Generals and Presidents and evil dictators have in common that they are not, in their official capacity, human beings at all. They are instruments, proxies of the body politic, hirelings of corporate bodies. If you are a personal friend of the family, it might be nice to whisper a brief prayer of compassion on their behalf, or send a note of condolence to their mothers, but as witnesses to their calamitous behavior we mostly just want them stopped, and whether the agent of that merciful cessation is a change of heart or a falling piano doesn’t matter very much to me.

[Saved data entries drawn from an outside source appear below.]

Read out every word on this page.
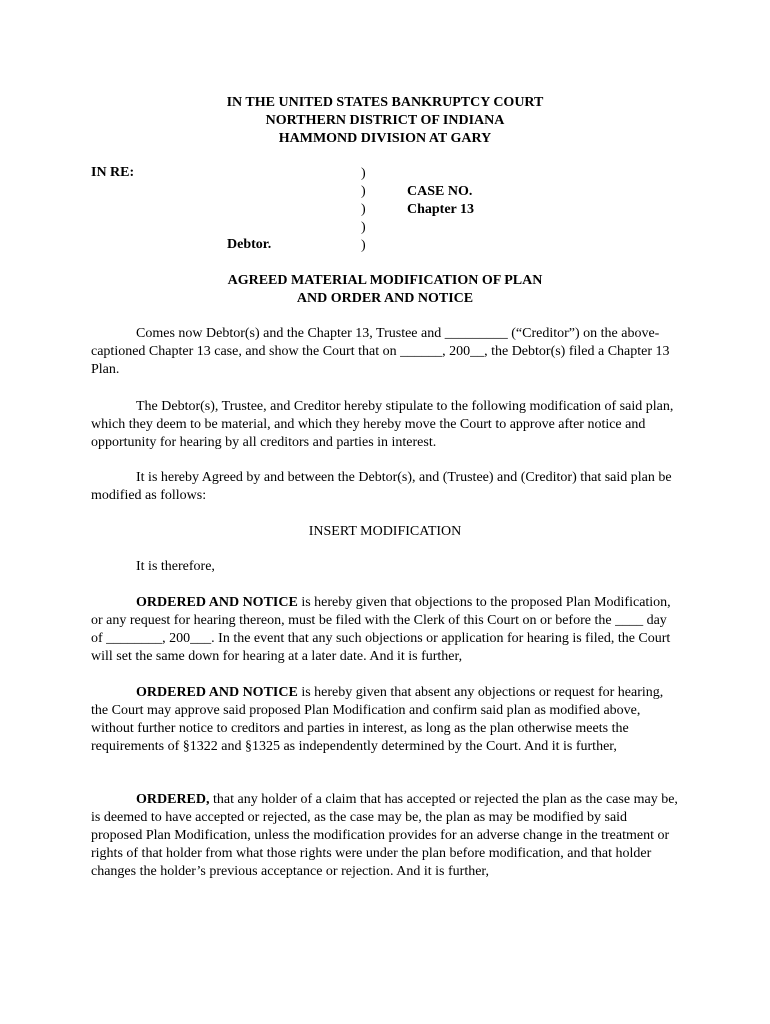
IN THE UNITED STATES BANKRUPTCY COURT
NORTHERN DISTRICT OF INDIANA
HAMMOND DIVISION AT GARY
IN RE:
Debtor.
)
)
)
)
)
CASE NO.
Chapter 13
AGREED MATERIAL MODIFICATION OF PLAN
AND ORDER AND NOTICE

Comes now Debtor(s) and the Chapter 13, Trustee and _________ (“Creditor”) on the above-captioned Chapter 13 case, and show the Court that on ______, 200__, the Debtor(s) filed a Chapter 13 Plan.

The Debtor(s), Trustee, and Creditor hereby stipulate to the following modification of said plan, which they deem to be material, and which they hereby move the Court to approve after notice and opportunity for hearing by all creditors and parties in interest.

It is hereby Agreed by and between the Debtor(s), and (Trustee) and (Creditor) that said plan be modified as follows:

INSERT MODIFICATION

It is therefore,

ORDERED AND NOTICE is hereby given that objections to the proposed Plan Modification, or any request for hearing thereon, must be filed with the Clerk of this Court on or before the ____ day of ________, 200___. In the event that any such objections or application for hearing is filed, the Court will set the same down for hearing at a later date. And it is further,

ORDERED AND NOTICE is hereby given that absent any objections or request for hearing, the Court may approve said proposed Plan Modification and confirm said plan as modified above, without further notice to creditors and parties in interest, as long as the plan otherwise meets the requirements of §1322 and §1325 as independently determined by the Court. And it is further,

ORDERED, that any holder of a claim that has accepted or rejected the plan as the case may be, is deemed to have accepted or rejected, as the case may be, the plan as may be modified by said proposed Plan Modification, unless the modification provides for an adverse change in the treatment or rights of that holder from what those rights were under the plan before modification, and that holder changes the holder’s previous acceptance or rejection. And it is further,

It wasn't the gentle Beatles singing Mother Mary or the infectious love and joy of the Maharishi that made Lyndon decide to withdraw his energy from the disaster he had created. It was rage. It was militant mothers rolling trams down Pennsylvania Avenue, angry amputee vets, ghastly war photos, the Tet offensive, the unmistakable connection between our obsessive destruction of Vietnamese society and our own cities going up in flames. Presenting him daily with the horror of his mistakes was, strangely, an appeal to his better nature, and it succeeded.

Whether we hated LBJ (I don’t think we did) or Nixon or the Bush family or Joe Stalin or Pol Pot was not the thrust of our wish and effort to depose them. They can't be distinguished from bombs that stop falling or guns that stop firing or any other mechanism of brutality that needs to be put away. Let’s send them a box of chocolates after they have been driven from office, when they are home, broken and confused and harmless - defanged, gelded and brooding over their memoirs.

This week, thanks to a months-long litany of strident, unpeaceful voices hollering bloody murder that George W. Bush is a god damned contemptible liar, the approval rating of this invulnerable twerp has slipped to where most Americans would rather not re-elect him. Imagine how the hopes of the world would brighten if that were to remain so.

When he is gone he is gone. If he is never held accountable for his crimes this will be fine with me. Let’s just have him gone. Let’s make him gone. It won’t be hate that causes us to spit him out and move on. It will be revulsion, disgust at the vile consequence of our perverted education system and our loss of decency. Lets leave him behind us on the trail and make Ram Dass our President. And fix the hole in the ozone, and put the uranium back into the mines (as Richard Brautigan once suggested) deep in the earth where it can never harm anybody again.